Mr. Giuliani over the course of his checkered career actually has notable accomplishments to brag about, in contrast to the man for whom he now works, who aside from success playing a successful businessman on “The Apprentice” has screwed up pretty much every enterprise he’s taken on. But the ethical hole in his soul explains his willingness to run Mr. Trump’s errands, while slandering law-enforcement agencies as compromised despite having made his own reputation in top Justice Department positions.
Sidney Schwartzbaum, a former head of the Assistant Deputy Wardens/Deputy Wardens Association who initially applauded Mr. Giuliani’s efforts to bring order to the jail system but later clashed with him over his willingness to disrupt the chain of command to favor those who supported him politically, said in an Oct. 2 phone interview that he believed the former Mayor had helped Mr. Trump pervert the rule of law in the U.S. by undermining the credibility of its intelligence agencies.
‘He Muddies the Waters’
Asked why Mr. Giuliani would be so contemptuous of the kind of law-enforcement agencies to which he’d once sworn an oath, Mr. Schwartzbaum replied, “I think with Rudy, it’s all about ego and relevance. While he sounds like an idiot, he’s effective in muddying the waters.”

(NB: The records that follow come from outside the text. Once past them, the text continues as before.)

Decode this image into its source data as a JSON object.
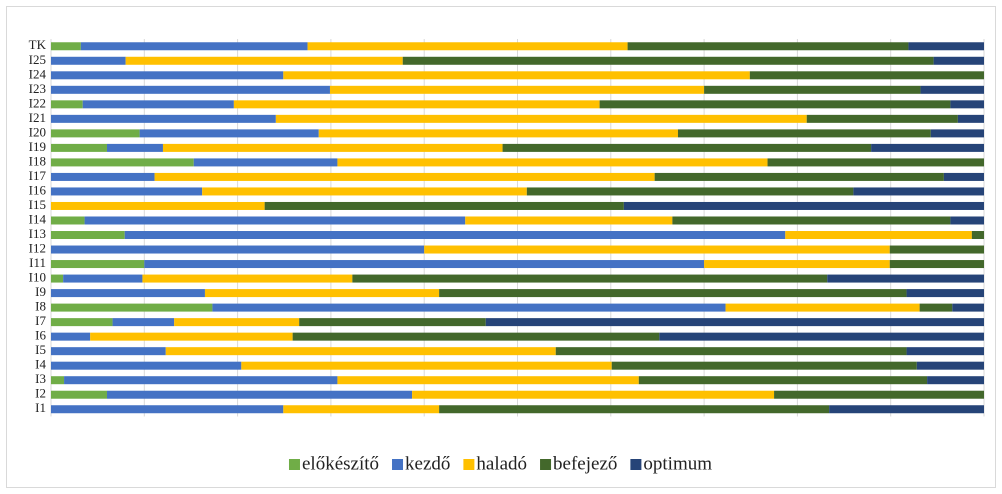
{
  "chart_data": {
    "type": "stacked-barh",
    "categories": [
      "I1",
      "I2",
      "I3",
      "I4",
      "I5",
      "I6",
      "I7",
      "I8",
      "I9",
      "I10",
      "I11",
      "I12",
      "I13",
      "I14",
      "I15",
      "I16",
      "I17",
      "I18",
      "I19",
      "I20",
      "I21",
      "I22",
      "I23",
      "I24",
      "I25",
      "TK"
    ],
    "series": [
      {
        "name": "előkészítő",
        "color": "#70ad47",
        "values": [
          0,
          6.0,
          1.4,
          0,
          0,
          0,
          6.6,
          17.3,
          0,
          1.3,
          10,
          0,
          7.9,
          3.6,
          0,
          0,
          0,
          15.3,
          6.0,
          9.5,
          0,
          3.4,
          0,
          0,
          0,
          3.2
        ]
      },
      {
        "name": "kezdő",
        "color": "#4472c4",
        "values": [
          24.9,
          32.7,
          29.3,
          20.4,
          12.3,
          4.2,
          6.6,
          55.0,
          16.5,
          8.5,
          60,
          40.0,
          70.8,
          40.8,
          0,
          16.2,
          11.1,
          15.4,
          6.0,
          19.2,
          24.1,
          16.2,
          29.9,
          24.9,
          8.0,
          24.3
        ]
      },
      {
        "name": "haladó",
        "color": "#ffc000",
        "values": [
          16.7,
          38.8,
          32.3,
          39.7,
          41.8,
          21.7,
          13.4,
          20.8,
          25.1,
          22.5,
          19.9,
          49.9,
          20.0,
          22.2,
          22.9,
          34.8,
          53.6,
          46.1,
          36.4,
          38.5,
          56.9,
          39.2,
          40.1,
          50.0,
          29.7,
          34.3
        ]
      },
      {
        "name": "befejező",
        "color": "#43682b",
        "values": [
          41.8,
          22.5,
          30.9,
          32.7,
          37.6,
          39.3,
          20.0,
          3.5,
          50.1,
          50.9,
          10.1,
          10.1,
          1.3,
          29.8,
          38.5,
          35.0,
          31.0,
          23.2,
          39.5,
          27.1,
          16.2,
          37.6,
          23.2,
          25.1,
          56.9,
          30.1
        ]
      },
      {
        "name": "optimum",
        "color": "#264478",
        "values": [
          16.6,
          0,
          6.1,
          7.2,
          8.3,
          34.8,
          53.4,
          3.4,
          8.3,
          16.8,
          0,
          0,
          0,
          3.6,
          38.6,
          14.0,
          4.3,
          0,
          12.1,
          5.7,
          2.8,
          3.6,
          6.8,
          0,
          5.4,
          8.1
        ]
      }
    ],
    "xlim": [
      0,
      100
    ],
    "xticks": [
      0,
      10,
      20,
      30,
      40,
      50,
      60,
      70,
      80,
      90,
      100
    ],
    "grid": true,
    "legend": "bottom"
  }
}
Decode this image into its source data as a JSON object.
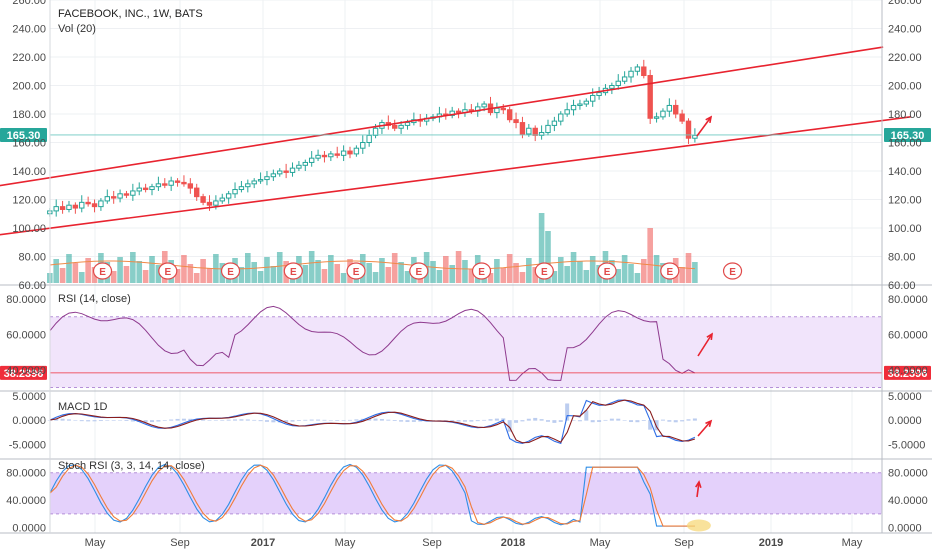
{
  "header": {
    "title": "FACEBOOK, INC., 1W, BATS",
    "volume_label": "Vol (20)"
  },
  "colors": {
    "up": "#26a69a",
    "down": "#ef5350",
    "channel": "#e8232f",
    "rsi_line": "#8e3a8e",
    "rsi_band": "#f1e4fb",
    "stoch_band": "#e4d1fb",
    "macd_line": "#2f6ee6",
    "signal_line": "#8a1d1d",
    "k_line": "#2f8ee6",
    "d_line": "#f07c3a",
    "badge_green": "#26a69a",
    "badge_red": "#ef2d3a",
    "earnings": "#e04a4a",
    "grid": "#eef0f3"
  },
  "earnings_marker": "E",
  "chart_data": [
    {
      "type": "candlestick",
      "title": "FACEBOOK, INC., 1W, BATS",
      "ylim": [
        60,
        260
      ],
      "y_ticks": [
        "260.00",
        "240.00",
        "220.00",
        "200.00",
        "180.00",
        "160.00",
        "140.00",
        "120.00",
        "100.00",
        "80.00",
        "60.00"
      ],
      "x_ticks": [
        "May",
        "Sep",
        "2017",
        "May",
        "Sep",
        "2018",
        "May",
        "Sep",
        "2019",
        "May"
      ],
      "last_price_label": "165.30",
      "last_price": 165.3,
      "series_close": [
        112,
        115,
        113,
        116,
        114,
        118,
        117,
        115,
        119,
        122,
        121,
        124,
        123,
        126,
        128,
        127,
        129,
        131,
        130,
        133,
        132,
        131,
        128,
        122,
        118,
        116,
        119,
        121,
        124,
        127,
        129,
        131,
        133,
        134,
        136,
        138,
        140,
        139,
        142,
        144,
        146,
        149,
        151,
        150,
        152,
        151,
        154,
        152,
        156,
        160,
        165,
        170,
        174,
        172,
        170,
        172,
        174,
        176,
        175,
        177,
        178,
        180,
        179,
        182,
        181,
        183,
        182,
        185,
        187,
        181,
        184,
        183,
        176,
        174,
        166,
        170,
        165,
        167,
        172,
        175,
        180,
        183,
        186,
        187,
        189,
        193,
        195,
        198,
        200,
        203,
        206,
        210,
        213,
        207,
        177,
        178,
        182,
        186,
        180,
        175,
        163,
        165
      ],
      "channel_upper": {
        "start": [
          2015.85,
          127
        ],
        "end": [
          2019.47,
          227
        ]
      },
      "channel_lower": {
        "start": [
          2015.85,
          93
        ],
        "end": [
          2019.58,
          178
        ]
      },
      "volume": {
        "label": "Vol (20)"
      }
    },
    {
      "type": "line",
      "name": "RSI (14, close)",
      "ylim": [
        28,
        88
      ],
      "y_ticks": [
        "80.0000",
        "60.0000",
        "40.0000"
      ],
      "current_value_label": "38.2396",
      "current_value": 38.2396,
      "band": [
        30,
        70
      ]
    },
    {
      "type": "line",
      "name": "MACD 1D",
      "ylim": [
        -8,
        6
      ],
      "y_ticks": [
        "5.0000",
        "0.0000",
        "-5.0000"
      ]
    },
    {
      "type": "line",
      "name": "Stoch RSI (3, 3, 14, 14, close)",
      "ylim": [
        -8,
        100
      ],
      "y_ticks": [
        "80.0000",
        "40.0000",
        "0.0000"
      ],
      "band": [
        20,
        80
      ]
    }
  ]
}
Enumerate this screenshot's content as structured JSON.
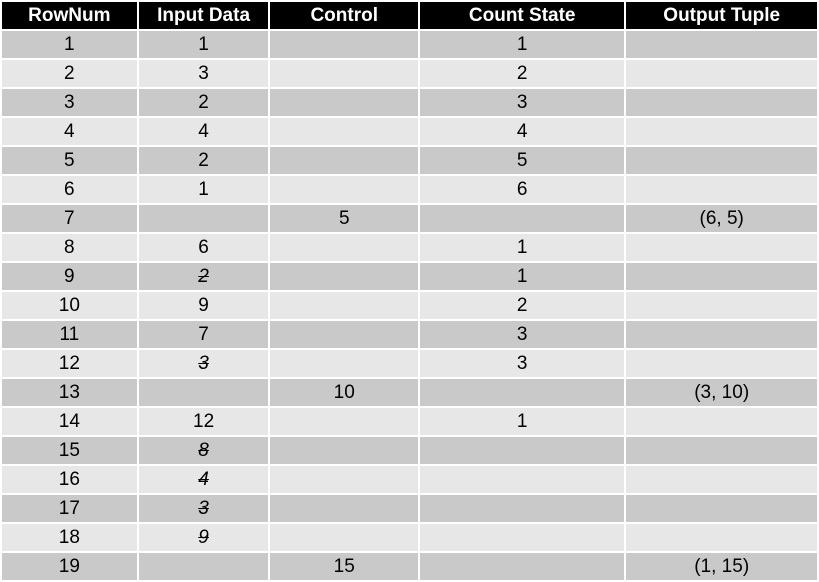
{
  "headers": [
    "RowNum",
    "Input Data",
    "Control",
    "Count State",
    "Output Tuple"
  ],
  "rows": [
    {
      "rownum": "1",
      "input": "1",
      "input_struck": false,
      "control": "",
      "count": "1",
      "output": ""
    },
    {
      "rownum": "2",
      "input": "3",
      "input_struck": false,
      "control": "",
      "count": "2",
      "output": ""
    },
    {
      "rownum": "3",
      "input": "2",
      "input_struck": false,
      "control": "",
      "count": "3",
      "output": ""
    },
    {
      "rownum": "4",
      "input": "4",
      "input_struck": false,
      "control": "",
      "count": "4",
      "output": ""
    },
    {
      "rownum": "5",
      "input": "2",
      "input_struck": false,
      "control": "",
      "count": "5",
      "output": ""
    },
    {
      "rownum": "6",
      "input": "1",
      "input_struck": false,
      "control": "",
      "count": "6",
      "output": ""
    },
    {
      "rownum": "7",
      "input": "",
      "input_struck": false,
      "control": "5",
      "count": "",
      "output": "(6, 5)"
    },
    {
      "rownum": "8",
      "input": "6",
      "input_struck": false,
      "control": "",
      "count": "1",
      "output": ""
    },
    {
      "rownum": "9",
      "input": "2",
      "input_struck": true,
      "control": "",
      "count": "1",
      "output": ""
    },
    {
      "rownum": "10",
      "input": "9",
      "input_struck": false,
      "control": "",
      "count": "2",
      "output": ""
    },
    {
      "rownum": "11",
      "input": "7",
      "input_struck": false,
      "control": "",
      "count": "3",
      "output": ""
    },
    {
      "rownum": "12",
      "input": "3",
      "input_struck": true,
      "control": "",
      "count": "3",
      "output": ""
    },
    {
      "rownum": "13",
      "input": "",
      "input_struck": false,
      "control": "10",
      "count": "",
      "output": "(3, 10)"
    },
    {
      "rownum": "14",
      "input": "12",
      "input_struck": false,
      "control": "",
      "count": "1",
      "output": ""
    },
    {
      "rownum": "15",
      "input": "8",
      "input_struck": true,
      "control": "",
      "count": "",
      "output": ""
    },
    {
      "rownum": "16",
      "input": "4",
      "input_struck": true,
      "control": "",
      "count": "",
      "output": ""
    },
    {
      "rownum": "17",
      "input": "3",
      "input_struck": true,
      "control": "",
      "count": "",
      "output": ""
    },
    {
      "rownum": "18",
      "input": "9",
      "input_struck": true,
      "control": "",
      "count": "",
      "output": ""
    },
    {
      "rownum": "19",
      "input": "",
      "input_struck": false,
      "control": "15",
      "count": "",
      "output": "(1, 15)"
    }
  ],
  "colors": {
    "header_bg": "#000000",
    "header_text": "#ffffff",
    "row_dark": "#c9c9c9",
    "row_light": "#e7e7e7"
  }
}
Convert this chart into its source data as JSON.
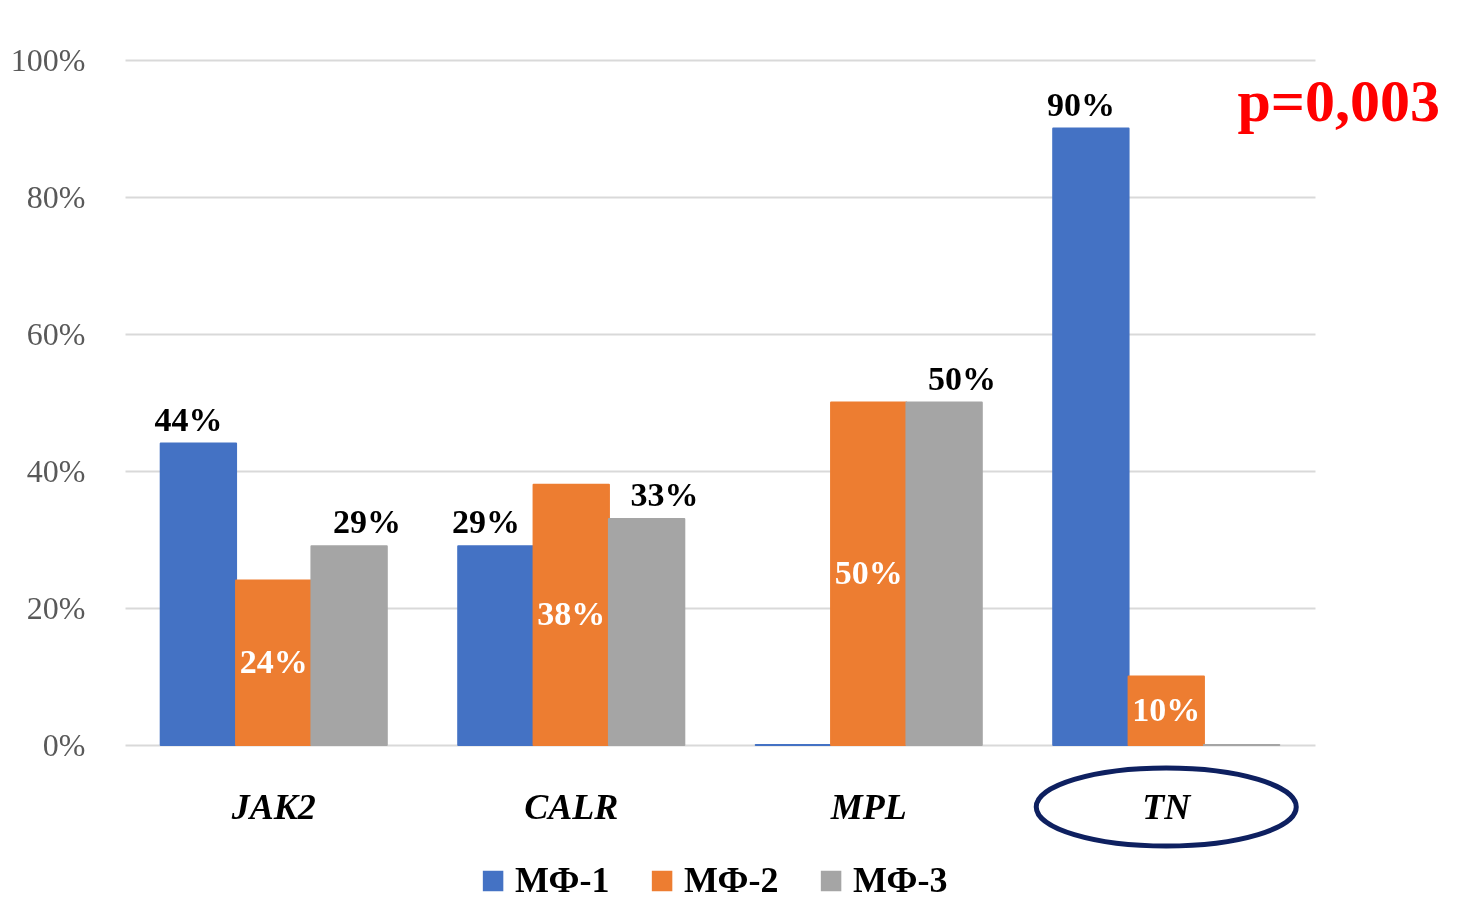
{
  "chart_data": {
    "type": "bar",
    "categories": [
      "JAK2",
      "CALR",
      "MPL",
      "TN"
    ],
    "series": [
      {
        "name": "МФ-1",
        "color": "#4472c4",
        "values": [
          44,
          29,
          0,
          90
        ],
        "value_labels": [
          "44%",
          "29%",
          null,
          "90%"
        ]
      },
      {
        "name": "МФ-2",
        "color": "#ed7d31",
        "values": [
          24,
          38,
          50,
          10
        ],
        "value_labels": [
          "24%",
          "38%",
          "50%",
          "10%"
        ]
      },
      {
        "name": "МФ-3",
        "color": "#a5a5a5",
        "values": [
          29,
          33,
          50,
          0
        ],
        "value_labels": [
          "29%",
          "33%",
          "50%",
          null
        ]
      }
    ],
    "ylim": [
      0,
      100
    ],
    "yticks": [
      {
        "value": 0,
        "label": "0%"
      },
      {
        "value": 20,
        "label": "20%"
      },
      {
        "value": 40,
        "label": "40%"
      },
      {
        "value": 60,
        "label": "60%"
      },
      {
        "value": 80,
        "label": "80%"
      },
      {
        "value": 100,
        "label": "100%"
      }
    ],
    "grid": "y",
    "legend": "bottom",
    "annotations": [
      "p=0,003"
    ]
  }
}
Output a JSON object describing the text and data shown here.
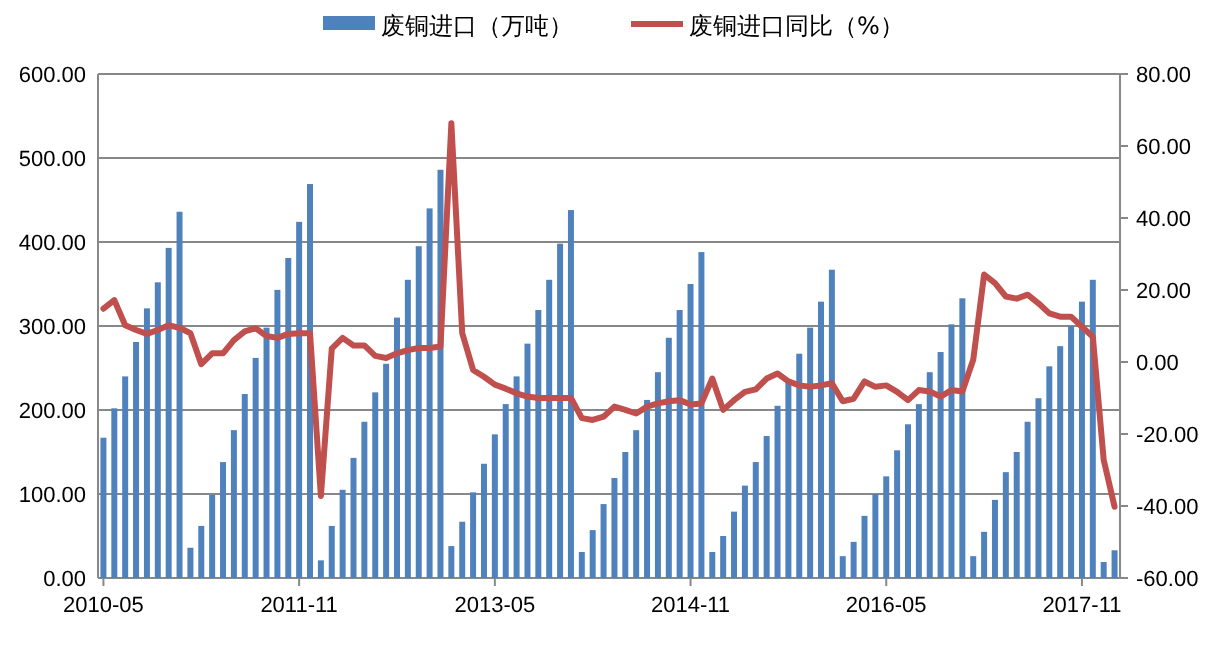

That’s probably not the legacy Mr. Giuliani, who said he discovered from the late Wayne Barrett’s 2000 investigative biography that his father had a criminal record and was a leg-breaker for a loanshark, envisioned for himself. It’s as if he wound up embodying the joking phrase Jimmy Breslin—an early supporter of the prosecutor who by the time he became Mayor was a fierce critic—used to apply to himself: “I’m no good, and I can prove it.”